Friday, June 8, 2012

You have followed my way of life

Yesterday, I wrote about the importance of Sacred Scripture, especially the effects which memorizing Scripture has on our spiritual lives. As I was meditating on today's readings, I found a verse which pretty well summarizes my reflection from yesterday. "All Scripture is inspired by God and is useful for teaching, for refutation, for correction, and for training in righteousness, so that one who belongs to God may be competent, equipped for every good work." Yesterday, I wrote about how Scripture was inspired by God and how it was useful for living the Christian life, but while I was writing it, I knew there was something more that I had to say about it. Today I want to pick up that thread.

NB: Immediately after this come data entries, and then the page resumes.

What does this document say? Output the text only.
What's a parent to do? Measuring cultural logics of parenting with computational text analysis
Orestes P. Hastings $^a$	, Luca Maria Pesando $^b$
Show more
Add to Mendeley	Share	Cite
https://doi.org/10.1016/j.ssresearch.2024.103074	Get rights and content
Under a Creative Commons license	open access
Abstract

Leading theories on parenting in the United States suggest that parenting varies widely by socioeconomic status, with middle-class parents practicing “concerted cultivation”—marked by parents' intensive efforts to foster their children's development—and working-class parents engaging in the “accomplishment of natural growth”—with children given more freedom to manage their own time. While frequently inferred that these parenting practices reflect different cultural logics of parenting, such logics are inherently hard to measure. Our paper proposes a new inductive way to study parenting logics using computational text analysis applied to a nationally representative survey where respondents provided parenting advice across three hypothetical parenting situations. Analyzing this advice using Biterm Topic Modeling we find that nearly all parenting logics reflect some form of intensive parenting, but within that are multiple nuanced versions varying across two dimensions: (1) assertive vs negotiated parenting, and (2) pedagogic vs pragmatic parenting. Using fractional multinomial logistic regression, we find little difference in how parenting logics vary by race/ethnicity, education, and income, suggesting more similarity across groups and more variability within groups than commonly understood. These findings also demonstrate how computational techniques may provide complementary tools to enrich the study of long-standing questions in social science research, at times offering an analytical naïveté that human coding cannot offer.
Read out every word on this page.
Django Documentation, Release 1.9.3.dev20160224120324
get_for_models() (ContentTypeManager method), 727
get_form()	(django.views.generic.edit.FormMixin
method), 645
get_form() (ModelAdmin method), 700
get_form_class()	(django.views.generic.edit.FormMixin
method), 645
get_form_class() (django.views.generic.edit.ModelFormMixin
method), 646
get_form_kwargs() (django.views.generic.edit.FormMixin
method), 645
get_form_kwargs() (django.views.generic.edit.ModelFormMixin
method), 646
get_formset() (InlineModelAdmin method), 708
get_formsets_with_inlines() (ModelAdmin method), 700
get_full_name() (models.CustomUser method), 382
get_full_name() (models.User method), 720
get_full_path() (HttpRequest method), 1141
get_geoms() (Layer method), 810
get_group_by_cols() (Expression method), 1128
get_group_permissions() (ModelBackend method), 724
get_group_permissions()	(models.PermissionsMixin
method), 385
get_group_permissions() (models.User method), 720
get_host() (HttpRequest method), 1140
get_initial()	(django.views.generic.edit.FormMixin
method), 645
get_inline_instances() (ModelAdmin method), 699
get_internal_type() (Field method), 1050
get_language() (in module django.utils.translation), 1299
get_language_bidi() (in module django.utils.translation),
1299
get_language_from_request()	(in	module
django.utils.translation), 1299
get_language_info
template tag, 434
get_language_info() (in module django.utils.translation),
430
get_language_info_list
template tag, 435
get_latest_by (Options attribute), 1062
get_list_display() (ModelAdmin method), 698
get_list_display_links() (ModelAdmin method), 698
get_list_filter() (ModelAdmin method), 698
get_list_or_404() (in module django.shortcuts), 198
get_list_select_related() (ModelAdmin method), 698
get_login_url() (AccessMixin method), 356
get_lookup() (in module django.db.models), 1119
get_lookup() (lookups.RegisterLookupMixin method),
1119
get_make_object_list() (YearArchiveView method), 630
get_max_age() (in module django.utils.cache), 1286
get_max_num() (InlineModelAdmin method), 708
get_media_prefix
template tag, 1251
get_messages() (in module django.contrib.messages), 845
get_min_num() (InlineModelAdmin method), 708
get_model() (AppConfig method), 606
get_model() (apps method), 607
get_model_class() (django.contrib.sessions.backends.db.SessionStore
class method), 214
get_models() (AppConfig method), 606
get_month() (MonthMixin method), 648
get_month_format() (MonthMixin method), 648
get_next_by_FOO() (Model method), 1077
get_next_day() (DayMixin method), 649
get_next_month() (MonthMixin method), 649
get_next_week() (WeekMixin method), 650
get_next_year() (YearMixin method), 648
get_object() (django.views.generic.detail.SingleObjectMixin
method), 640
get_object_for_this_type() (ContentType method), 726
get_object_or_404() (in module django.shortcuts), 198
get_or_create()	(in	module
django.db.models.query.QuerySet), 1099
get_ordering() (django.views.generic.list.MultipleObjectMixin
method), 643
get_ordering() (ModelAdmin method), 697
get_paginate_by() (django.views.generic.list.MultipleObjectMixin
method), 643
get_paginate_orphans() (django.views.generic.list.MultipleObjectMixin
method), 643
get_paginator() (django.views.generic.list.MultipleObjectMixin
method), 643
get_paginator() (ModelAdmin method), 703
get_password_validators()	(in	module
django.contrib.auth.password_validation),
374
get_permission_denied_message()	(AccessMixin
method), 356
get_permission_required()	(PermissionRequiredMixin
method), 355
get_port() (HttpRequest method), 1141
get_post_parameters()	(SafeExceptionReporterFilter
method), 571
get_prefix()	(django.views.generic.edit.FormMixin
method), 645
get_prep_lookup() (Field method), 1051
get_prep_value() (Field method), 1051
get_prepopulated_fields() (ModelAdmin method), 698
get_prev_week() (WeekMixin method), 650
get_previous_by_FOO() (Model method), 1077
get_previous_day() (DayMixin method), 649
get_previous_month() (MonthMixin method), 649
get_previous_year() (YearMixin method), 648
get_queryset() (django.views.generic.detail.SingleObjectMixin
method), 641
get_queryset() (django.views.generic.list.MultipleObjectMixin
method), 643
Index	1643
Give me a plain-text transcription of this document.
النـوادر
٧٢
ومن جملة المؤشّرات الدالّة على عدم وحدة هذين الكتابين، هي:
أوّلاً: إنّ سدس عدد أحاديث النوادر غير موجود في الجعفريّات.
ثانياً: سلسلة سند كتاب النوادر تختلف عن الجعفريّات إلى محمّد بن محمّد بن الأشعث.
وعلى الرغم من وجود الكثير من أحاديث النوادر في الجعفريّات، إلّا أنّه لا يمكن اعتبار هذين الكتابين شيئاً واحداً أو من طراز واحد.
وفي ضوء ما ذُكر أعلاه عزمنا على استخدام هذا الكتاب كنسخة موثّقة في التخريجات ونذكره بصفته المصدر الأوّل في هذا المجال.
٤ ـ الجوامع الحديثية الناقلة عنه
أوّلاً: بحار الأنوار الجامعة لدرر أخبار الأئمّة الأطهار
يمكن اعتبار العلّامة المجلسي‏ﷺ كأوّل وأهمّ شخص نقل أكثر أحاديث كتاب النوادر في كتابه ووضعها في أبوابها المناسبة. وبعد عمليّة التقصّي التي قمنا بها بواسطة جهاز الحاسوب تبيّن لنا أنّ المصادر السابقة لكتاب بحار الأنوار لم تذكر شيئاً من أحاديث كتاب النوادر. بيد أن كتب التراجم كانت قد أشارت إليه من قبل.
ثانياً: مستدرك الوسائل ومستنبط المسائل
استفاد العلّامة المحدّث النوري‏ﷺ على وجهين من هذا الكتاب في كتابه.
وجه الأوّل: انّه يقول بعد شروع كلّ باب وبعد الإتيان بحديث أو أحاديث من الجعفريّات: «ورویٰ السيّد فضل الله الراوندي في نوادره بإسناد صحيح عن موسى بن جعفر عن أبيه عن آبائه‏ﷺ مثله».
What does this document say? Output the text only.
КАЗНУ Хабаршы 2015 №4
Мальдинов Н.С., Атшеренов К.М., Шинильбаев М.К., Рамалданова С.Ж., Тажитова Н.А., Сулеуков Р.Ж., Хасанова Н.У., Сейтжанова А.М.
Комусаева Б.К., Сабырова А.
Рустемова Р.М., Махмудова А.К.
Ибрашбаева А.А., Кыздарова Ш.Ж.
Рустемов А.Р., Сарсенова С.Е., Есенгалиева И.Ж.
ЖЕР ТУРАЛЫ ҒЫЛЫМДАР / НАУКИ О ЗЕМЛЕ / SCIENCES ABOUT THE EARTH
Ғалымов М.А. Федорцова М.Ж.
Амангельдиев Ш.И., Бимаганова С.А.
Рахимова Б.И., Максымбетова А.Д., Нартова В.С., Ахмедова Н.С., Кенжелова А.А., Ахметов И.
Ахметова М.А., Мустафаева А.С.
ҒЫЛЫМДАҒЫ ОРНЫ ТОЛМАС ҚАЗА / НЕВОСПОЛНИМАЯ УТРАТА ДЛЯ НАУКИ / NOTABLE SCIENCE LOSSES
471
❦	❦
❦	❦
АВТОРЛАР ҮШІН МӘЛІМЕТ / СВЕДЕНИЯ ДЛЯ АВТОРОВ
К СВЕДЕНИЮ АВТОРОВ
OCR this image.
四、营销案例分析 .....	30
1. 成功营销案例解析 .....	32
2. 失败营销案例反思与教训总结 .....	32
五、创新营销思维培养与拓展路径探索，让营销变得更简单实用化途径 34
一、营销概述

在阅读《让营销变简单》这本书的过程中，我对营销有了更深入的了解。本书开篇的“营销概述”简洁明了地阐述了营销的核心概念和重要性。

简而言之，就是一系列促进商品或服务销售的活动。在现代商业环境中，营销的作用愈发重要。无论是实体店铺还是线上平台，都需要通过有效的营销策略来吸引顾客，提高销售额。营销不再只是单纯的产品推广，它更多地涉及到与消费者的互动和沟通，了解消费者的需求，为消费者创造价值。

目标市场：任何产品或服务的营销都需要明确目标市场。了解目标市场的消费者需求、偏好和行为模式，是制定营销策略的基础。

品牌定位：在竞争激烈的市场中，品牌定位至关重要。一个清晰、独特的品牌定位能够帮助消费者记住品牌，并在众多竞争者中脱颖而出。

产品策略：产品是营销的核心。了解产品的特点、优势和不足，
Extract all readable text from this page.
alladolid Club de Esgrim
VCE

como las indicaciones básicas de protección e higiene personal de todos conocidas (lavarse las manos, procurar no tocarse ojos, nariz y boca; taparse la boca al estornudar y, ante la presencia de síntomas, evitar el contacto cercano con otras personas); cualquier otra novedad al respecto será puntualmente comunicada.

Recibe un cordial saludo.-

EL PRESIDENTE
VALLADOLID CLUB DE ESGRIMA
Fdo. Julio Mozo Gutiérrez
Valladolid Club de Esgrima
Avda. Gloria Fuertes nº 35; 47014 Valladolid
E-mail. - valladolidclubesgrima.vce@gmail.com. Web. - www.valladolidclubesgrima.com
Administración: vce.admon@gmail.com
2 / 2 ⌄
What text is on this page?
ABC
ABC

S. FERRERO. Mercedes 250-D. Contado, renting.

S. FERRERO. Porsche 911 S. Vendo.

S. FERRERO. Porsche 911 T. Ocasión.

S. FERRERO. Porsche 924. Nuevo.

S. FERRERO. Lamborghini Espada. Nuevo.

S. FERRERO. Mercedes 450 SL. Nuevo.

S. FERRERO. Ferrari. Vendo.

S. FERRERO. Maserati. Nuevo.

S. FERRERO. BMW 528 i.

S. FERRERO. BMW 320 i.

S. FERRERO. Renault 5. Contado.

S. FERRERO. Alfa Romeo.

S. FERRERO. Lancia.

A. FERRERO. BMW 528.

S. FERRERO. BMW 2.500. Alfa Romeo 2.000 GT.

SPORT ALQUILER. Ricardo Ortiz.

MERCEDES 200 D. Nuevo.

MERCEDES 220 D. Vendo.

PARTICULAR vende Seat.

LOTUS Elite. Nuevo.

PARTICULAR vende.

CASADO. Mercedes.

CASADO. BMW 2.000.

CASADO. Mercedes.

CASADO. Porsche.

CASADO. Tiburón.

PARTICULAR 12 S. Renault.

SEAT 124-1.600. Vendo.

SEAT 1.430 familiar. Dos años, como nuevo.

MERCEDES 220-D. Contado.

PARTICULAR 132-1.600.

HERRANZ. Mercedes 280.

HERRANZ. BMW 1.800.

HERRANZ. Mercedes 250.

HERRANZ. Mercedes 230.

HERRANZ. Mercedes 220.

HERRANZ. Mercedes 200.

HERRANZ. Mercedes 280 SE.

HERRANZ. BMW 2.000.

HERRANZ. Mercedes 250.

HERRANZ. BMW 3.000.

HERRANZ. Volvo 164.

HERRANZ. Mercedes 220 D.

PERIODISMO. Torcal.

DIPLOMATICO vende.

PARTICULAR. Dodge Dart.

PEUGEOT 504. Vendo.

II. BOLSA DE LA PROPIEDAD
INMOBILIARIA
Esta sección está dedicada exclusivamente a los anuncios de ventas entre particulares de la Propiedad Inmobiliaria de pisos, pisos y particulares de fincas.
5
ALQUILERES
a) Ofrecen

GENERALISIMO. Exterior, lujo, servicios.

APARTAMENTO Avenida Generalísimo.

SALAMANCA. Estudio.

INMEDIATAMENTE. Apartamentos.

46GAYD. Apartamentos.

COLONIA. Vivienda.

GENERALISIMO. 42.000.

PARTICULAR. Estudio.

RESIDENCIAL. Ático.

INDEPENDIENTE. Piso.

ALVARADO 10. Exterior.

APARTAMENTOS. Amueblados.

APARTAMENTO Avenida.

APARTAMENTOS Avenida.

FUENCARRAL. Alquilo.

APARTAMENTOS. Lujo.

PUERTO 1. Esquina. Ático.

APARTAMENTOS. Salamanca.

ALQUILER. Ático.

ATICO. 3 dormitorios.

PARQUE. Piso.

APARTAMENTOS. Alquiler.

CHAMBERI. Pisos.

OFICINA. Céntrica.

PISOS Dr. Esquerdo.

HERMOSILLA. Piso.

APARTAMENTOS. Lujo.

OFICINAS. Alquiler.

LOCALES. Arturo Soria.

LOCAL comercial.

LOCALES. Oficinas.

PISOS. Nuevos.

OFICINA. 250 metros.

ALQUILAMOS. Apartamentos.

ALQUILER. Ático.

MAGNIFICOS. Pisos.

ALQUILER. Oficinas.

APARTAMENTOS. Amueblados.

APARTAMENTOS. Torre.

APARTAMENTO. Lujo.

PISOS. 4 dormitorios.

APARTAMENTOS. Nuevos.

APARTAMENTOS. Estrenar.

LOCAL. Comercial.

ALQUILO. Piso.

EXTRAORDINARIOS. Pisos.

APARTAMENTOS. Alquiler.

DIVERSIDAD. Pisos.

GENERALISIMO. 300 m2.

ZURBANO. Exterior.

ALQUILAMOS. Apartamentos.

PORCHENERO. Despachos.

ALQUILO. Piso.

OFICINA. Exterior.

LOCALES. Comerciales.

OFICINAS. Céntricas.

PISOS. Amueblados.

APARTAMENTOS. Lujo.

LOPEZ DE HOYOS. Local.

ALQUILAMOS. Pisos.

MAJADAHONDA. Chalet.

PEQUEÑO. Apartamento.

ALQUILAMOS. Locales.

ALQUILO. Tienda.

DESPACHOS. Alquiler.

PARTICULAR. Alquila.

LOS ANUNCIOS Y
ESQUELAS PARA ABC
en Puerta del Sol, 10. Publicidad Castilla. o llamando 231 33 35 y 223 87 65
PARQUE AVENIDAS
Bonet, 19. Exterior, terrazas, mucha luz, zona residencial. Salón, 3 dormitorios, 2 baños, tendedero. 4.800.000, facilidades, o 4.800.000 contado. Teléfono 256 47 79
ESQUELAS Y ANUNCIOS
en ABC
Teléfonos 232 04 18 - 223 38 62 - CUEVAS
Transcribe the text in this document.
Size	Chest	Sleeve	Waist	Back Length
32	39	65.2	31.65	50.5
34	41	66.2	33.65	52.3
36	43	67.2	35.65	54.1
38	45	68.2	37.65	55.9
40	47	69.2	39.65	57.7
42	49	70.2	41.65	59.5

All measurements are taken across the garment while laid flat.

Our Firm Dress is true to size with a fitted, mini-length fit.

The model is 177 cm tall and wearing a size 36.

Often the verse I just quoted is used to attack Catholics. Look here! Protestants will say. It's Scripture that is inspired by God and is useful for teaching. Don't hold to your man-made traditions! You Catholics hold your traditions above the Word of God! Because we Catholics are often not well educated about our faith, we'll sort of shrink up, intimidated. This Protestant knows the Bible, and the Bible seems to contradict the faith! This is when we back up a little bit and consider what Paul wrote just a few lines before this, "remain faithful to what you have learned and believed." Don't abandon the faith as soon as you hear an objection! Let it be an occasion to seek to understand your faith more profoundly.

If we look at this verse from St. Paul about Scripture, does it say that Scripture is the only source of truth for the Christian? No. It says that all Scripture is inspired by God and is useful for teaching. It does not say that Scripture alone is the totality of revelation. This passage begins with "You have followed my teaching [and] way of life…" St. Paul also instructs Timothy, and by extension us, to "remain faithful to what you have learned and believed." St. Paul points to his own teaching, preaching and even his way of life as authoritative measures to be followed, not Scripture alone.

Human beings communicate by more than just written text. A letter or an email never could suffice for human communication. You need to be immersed in a life with that person to communicate who they are and what they mean when they speak. To understand the fullness of Christ's revelation, the Scriptures alone were not enough for Timothy. He received a Sacred Tradition from St. Paul by means of human traditions which immersed Timothy in God's self-revelation. Sacred Tradition is a personal form of communicating Divine Revelation to every generation which goes beyond mere words.

Sacred Tradition contains the fullness of the faith and it is the same in every generation. Yet, it is something elusive and dynamic because the fullness of the faith can never be fully expressed. It might be helpful here to distinguish be Sacred Traditions and human traditions. Our human traditions express and immerse us in our Sacred Traditions. The sign of the Cross is a human tradition. We creatures made it up, but it expresses something Divinely revealed in Sacred Tradition. It expresses the mystery of the Trinity and the Pascal mystery, and in a way contains the whole mystery in a simple sign. Yet, this one human tradition can't hope to express the entirety of the Sacred Tradition it points to! So as it is with all human traditions: the Liturgy, the teaching of the Fathers, schools of theology, prayers, hymns and art, they all express only a portion of Sacred Tradition. Even look at the lives of the saints as human traditions because they reveal to us in a non-written way the Sacred Tradition.

St. Paul's way of life and preaching revealed to Timothy the saving action of Jesus Christ. We can easily see, therefore, how Sacred Tradition expressed by human tradition is inspired by the Holy Spirit. It constitutes a real form of Divine Revelation which "is useful for teaching, for refutation, for correction, and for training in righteousness."

One major difference between Scripture and Sacred Tradition is the diversity present in Sacred Tradition. Sacred Scripture has a definitive Canon. On the other hand, there is no limits to the number of human traditions which can express the mysteries of Sacred Tradition. There is a great beauty in this diversity because each tradition highlights the inexhaustible richness of the deposit of faith. And so, sip these traditions like a fine wine because you'll never be able to try them all. Find a few devotions that bring you closer to God, but don't be afraid to try new ones. Maybe God is calling you to learn about a new Saint who will teach you a new aspect of the life of Christ. Study and pray the Liturgy, unearth some of its richness! Most of all, use Sacred Scripture and Sacred Tradition as two mirrors reflecting light on each other, each making the other more intelligible because together these two will lift the soul to contemplate the One True God.